Just one more stone. Just one.
Looking back along gemstone beach from whence we came.
The iconic sign at Bluff.
I saw the road sign to this and just had to stop and pay my respects. The little plaques in memory of lost sailors and fishermen that you can see on the top left makes sobering reading.
Greenpoint Bay is littered with old wrecks.
Burt Munro’s bike of Legend sat in E.Hayes hardware store. A mecca for any two wheeled petrolhead in New Zealand.
The late and great man himself. To the right of the photos is a large glass case full of Burts tools and spare parts.
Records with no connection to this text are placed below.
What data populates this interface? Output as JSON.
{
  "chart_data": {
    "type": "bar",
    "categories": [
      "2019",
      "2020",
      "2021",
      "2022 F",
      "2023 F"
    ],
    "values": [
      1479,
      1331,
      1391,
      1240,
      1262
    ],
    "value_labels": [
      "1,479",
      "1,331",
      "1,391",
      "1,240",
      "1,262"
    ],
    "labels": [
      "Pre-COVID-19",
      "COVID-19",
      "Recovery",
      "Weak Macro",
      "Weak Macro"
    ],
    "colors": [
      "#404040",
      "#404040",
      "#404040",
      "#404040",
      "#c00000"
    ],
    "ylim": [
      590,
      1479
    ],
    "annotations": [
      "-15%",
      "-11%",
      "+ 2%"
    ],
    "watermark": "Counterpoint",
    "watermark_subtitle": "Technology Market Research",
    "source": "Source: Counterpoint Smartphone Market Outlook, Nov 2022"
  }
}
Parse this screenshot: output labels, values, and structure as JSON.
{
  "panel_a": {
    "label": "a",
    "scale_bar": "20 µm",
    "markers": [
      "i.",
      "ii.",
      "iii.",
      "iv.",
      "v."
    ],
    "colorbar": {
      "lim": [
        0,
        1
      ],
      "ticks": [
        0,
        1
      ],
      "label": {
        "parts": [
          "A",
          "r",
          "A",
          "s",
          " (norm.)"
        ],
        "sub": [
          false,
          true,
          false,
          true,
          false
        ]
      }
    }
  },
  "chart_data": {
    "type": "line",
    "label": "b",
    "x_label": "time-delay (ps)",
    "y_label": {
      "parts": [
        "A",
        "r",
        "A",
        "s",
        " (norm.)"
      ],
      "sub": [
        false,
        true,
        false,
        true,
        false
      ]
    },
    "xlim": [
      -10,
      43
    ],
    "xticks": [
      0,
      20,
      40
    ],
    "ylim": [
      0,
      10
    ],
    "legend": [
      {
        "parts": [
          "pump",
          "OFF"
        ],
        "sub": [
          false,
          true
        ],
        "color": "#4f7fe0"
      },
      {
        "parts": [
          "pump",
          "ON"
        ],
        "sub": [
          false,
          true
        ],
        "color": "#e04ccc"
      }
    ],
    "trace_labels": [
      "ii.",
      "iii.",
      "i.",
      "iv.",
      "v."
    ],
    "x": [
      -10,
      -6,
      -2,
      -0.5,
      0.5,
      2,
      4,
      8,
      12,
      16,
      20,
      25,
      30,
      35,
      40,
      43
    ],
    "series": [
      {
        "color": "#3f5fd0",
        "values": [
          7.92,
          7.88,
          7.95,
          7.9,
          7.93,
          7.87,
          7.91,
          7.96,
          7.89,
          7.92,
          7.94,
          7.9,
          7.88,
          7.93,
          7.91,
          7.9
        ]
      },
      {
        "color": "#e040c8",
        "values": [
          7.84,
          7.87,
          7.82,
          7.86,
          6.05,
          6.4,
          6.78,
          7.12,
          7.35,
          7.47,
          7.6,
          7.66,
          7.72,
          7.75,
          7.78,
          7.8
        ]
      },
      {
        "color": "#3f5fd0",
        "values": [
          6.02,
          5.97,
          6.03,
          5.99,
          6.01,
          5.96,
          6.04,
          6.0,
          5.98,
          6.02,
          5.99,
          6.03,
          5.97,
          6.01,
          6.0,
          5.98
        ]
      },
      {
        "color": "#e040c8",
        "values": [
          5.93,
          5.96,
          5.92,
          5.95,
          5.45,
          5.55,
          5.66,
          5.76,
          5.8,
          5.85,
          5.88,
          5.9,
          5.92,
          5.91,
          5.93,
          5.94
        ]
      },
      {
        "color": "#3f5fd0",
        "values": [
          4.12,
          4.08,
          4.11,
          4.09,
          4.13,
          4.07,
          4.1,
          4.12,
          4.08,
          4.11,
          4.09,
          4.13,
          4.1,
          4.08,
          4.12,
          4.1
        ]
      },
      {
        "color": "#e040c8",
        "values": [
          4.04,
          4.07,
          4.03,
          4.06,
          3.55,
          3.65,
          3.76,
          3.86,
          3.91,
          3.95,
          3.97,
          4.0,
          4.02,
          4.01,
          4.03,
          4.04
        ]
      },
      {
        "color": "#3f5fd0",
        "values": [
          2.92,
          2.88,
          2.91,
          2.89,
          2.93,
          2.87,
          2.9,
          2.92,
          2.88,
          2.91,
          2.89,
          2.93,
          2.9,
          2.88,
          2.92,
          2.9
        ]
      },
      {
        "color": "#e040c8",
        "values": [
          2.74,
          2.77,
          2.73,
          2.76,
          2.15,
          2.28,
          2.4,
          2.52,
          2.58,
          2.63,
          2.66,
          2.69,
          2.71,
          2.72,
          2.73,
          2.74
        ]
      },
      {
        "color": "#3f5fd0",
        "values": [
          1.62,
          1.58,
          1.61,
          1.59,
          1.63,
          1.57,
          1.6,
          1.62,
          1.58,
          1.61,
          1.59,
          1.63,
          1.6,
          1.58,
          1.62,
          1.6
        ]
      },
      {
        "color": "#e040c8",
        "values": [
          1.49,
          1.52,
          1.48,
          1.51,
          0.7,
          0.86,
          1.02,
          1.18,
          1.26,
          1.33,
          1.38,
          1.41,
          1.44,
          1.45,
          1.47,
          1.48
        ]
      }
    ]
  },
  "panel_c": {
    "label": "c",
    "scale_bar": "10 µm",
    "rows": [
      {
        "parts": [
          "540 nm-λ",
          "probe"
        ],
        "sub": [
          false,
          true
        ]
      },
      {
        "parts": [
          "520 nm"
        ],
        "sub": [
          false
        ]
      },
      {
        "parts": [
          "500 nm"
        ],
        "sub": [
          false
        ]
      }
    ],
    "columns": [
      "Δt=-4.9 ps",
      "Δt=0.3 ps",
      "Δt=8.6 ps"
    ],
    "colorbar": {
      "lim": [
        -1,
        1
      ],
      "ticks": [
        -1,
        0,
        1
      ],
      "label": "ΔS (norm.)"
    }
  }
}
Day 9. Milford Sound to Clifden.

Distance travelled: 206 Kms. I think we both felt that after Milford Sound was it worth continuing? Was there anything that could compare to the sheer majesty of those mountains, wildlife and scenery. We set off from the lodge with no clear plan as to where the day would end. We would head down the South Scenic route and see what we could find. On the way from Milford Sound to Te Anau we stopped and picked up a hitch hiker whose car had broken down in the middle of nowhere. As soon as we got a phone signal we pulled over and let him phone the AA and dropped him back at his car. Proceeding on we stopped in Te Anau to empty the vans waste tanks, top up with potable water and refuel. That was so that wherever we did end up we were prepared. The road from Te Anau to Manapouri and south following the Waiau river is pretty. The landscape undulates through sheep and dairy farms and through a number of escarpments. Small villages that all look the same go by. We stopped at various sign posted view points and by around 4pm we decided that we would find somewhere to stop. We came across a signpost for the Clifden suspension bridge campsite. Clifden, not to be confused with Clifton in the UK. That sounded like a viewing was required. It was a gravel lay by in the middle of nowhere but oh my! The bridge was a real find. Beside the river was a grassy campsite for a few tents. The river gurgled just about 40 feet away from us. The lay by had clean and new toilets too. There were already two other camper vans there. This was our spot for the night. It was a quiet little gem of a place. The bridge was a historic masterpiece of engineering. This place was a real find indeed. The what3words location was drilling.stately.deputies Here are todays photos.

Part of the Lake Manapouri hydro power system
Clifden suspension bridge dating from 1898. Old in New Zealand terms.
One of the four supporting towers and information boards.
A view along the bridge.
Drone view. The old and the new bridges.